Purnima Shil was gang-raped in the village of Ullapara in northern Bangladesh. Twenty-five men were accused of the attack and 11 were later convicted.
"They were scratching me, tearing off my clothes, making dirty jokes," she says.
"At some point I lost consciousness."
When Purnima came round and stumbled home hours later, she found the house full of police.
"There was so much light, so many people in the house, and a truck full of police. They kept asking me, 'Did they rape you?' But I did not even know what rape was."
The brutality of the attack made front-page headlines in Bangladesh and was picked up by the international media.
But what has never been reported is that, 15 years later, Purnima still faces abuse online because of the stigma that clings to rape survivors in parts of Bangladesh.
This is one of a series of stories looking at a new and disturbing phenomenon - the use of private or sexually explicit images to threaten, blackmail and shame young people, mainly girls and women, in some of the world's most conservative societies. Explore all the stories and join the conversation here.
"In 2013, I discovered a Facebook page using my name and photo," she says.
"It had my office address and even my phone number. It was posting dirty words and dirty photos of women. There were posts that said, 'I am available for hire.'"
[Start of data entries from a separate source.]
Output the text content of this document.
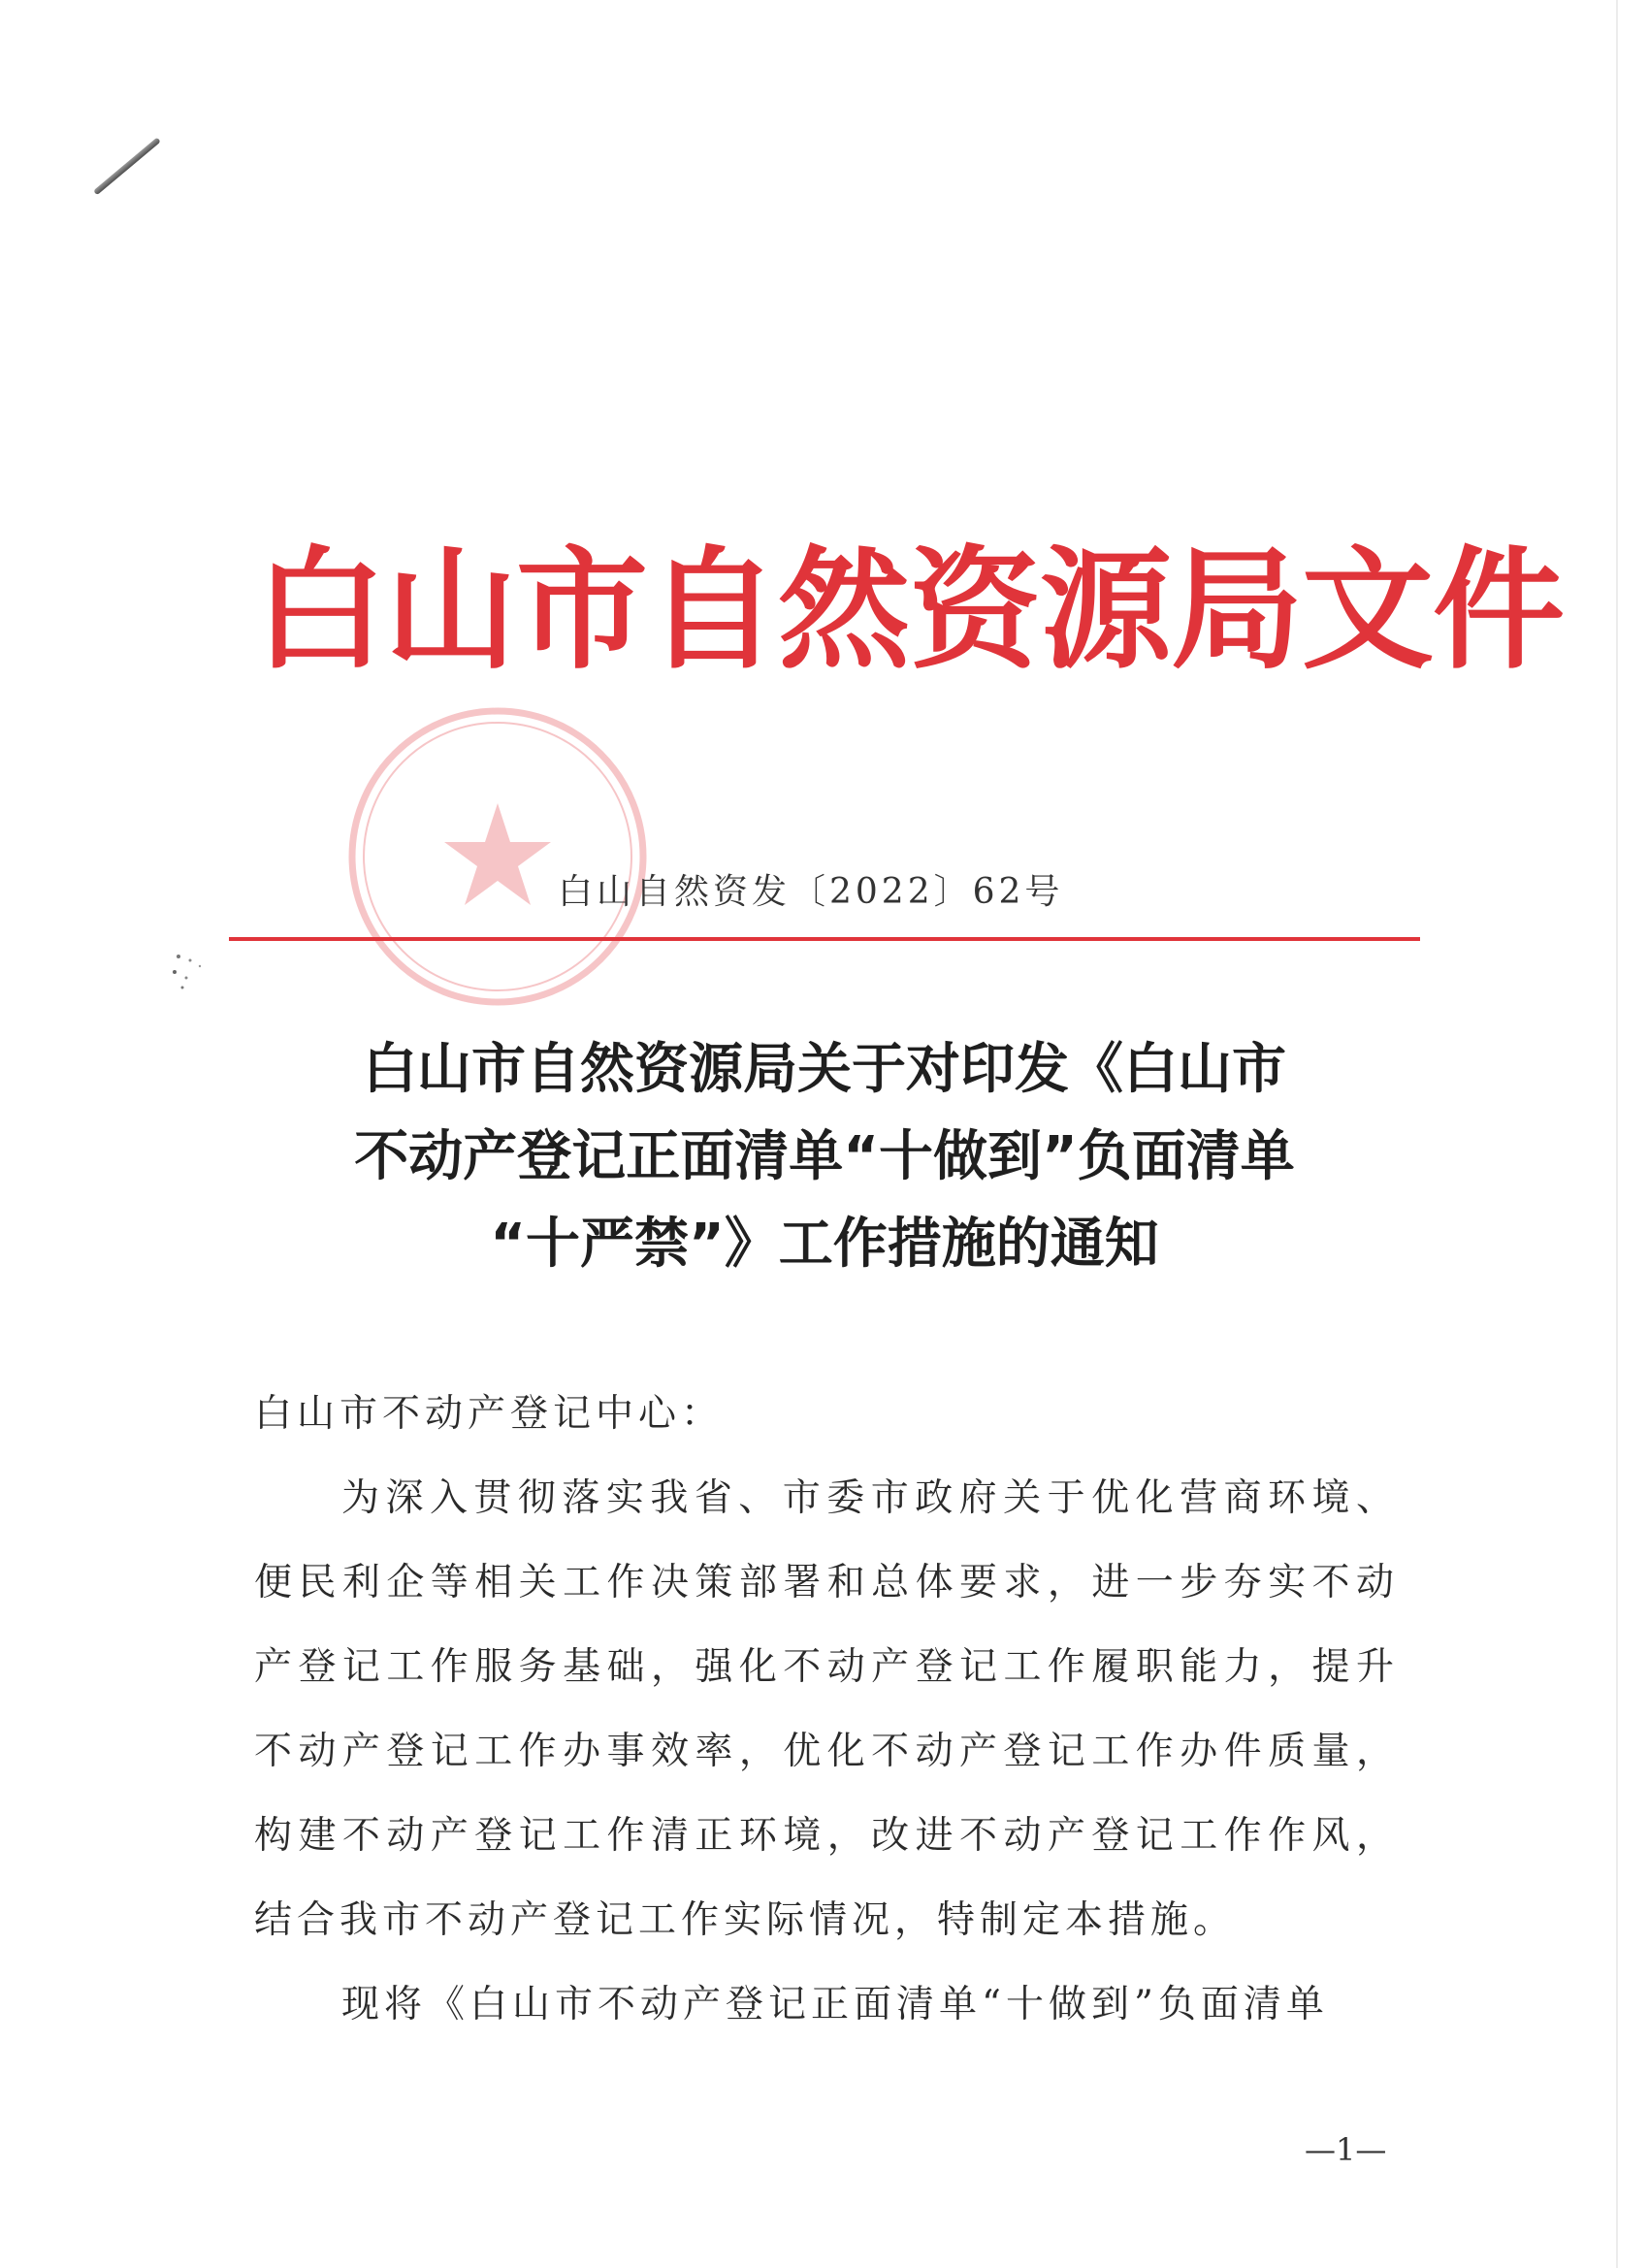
白山市自然资源局文件
白山自然资发〔2022〕62号
白山市自然资源局关于对印发《白山市
不动产登记正面清单“十做到”负面清单
“十严禁”》工作措施的通知

白山市不动产登记中心：

为深入贯彻落实我省、市委市政府关于优化营商环境、便民利企等相关工作决策部署和总体要求，进一步夯实不动产登记工作服务基础，强化不动产登记工作履职能力，提升不动产登记工作办事效率，优化不动产登记工作办件质量，构建不动产登记工作清正环境，改进不动产登记工作作风，结合我市不动产登记工作实际情况，特制定本措施。

现将《白山市不动产登记正面清单“十做到”负面清单

—1—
At the time Purnima was working at a local TV station, where many of her friends and colleagues accepted friend requests from the Facebook account, thinking it was genuine.
"They asked, 'Why are you posting these dirty pictures? Is this how you earn your living?' One friend even asked me how much I charge."
Ostracised by some of her colleagues, the object of malicious gossip and derision, Purnima left her job.
She never found out who was behind the Facebook page, which was finally taken down earlier this year after Purnima filed repeated complaints, with the help of a friend.
The online abuse was, for Purnima, just a new expression of a hostility she has faced her entire life - a hostility rooted in the belief that survivors of sexual assault are somehow sullied or worthless.
"All through school, college, and university, I've had to face this," she says.
"I couldn't walk in the street. People would point at me and say, 'That's the girl!'
"Some even grabbed hold of my hair and hit me. They used to say, 'She's been sullied, don't speak to her.' They used to call me 'the girl who was raped'."
Purnima now works as a private music teacher and finds solace in singing classical Bangla songs and playing the harmonium.
"When I feel weak, I lock myself in the room and sing," she says.
But she knows that, although the Facebook page has gone, the stigma will never entirely leave her.
"When I went back once to look at that page, one colleague had posted: 'Purnima, don't you have any shame?'
"But they are shaming me for something I did not do. This is not my shame. It's the shame of Bangladeshi society."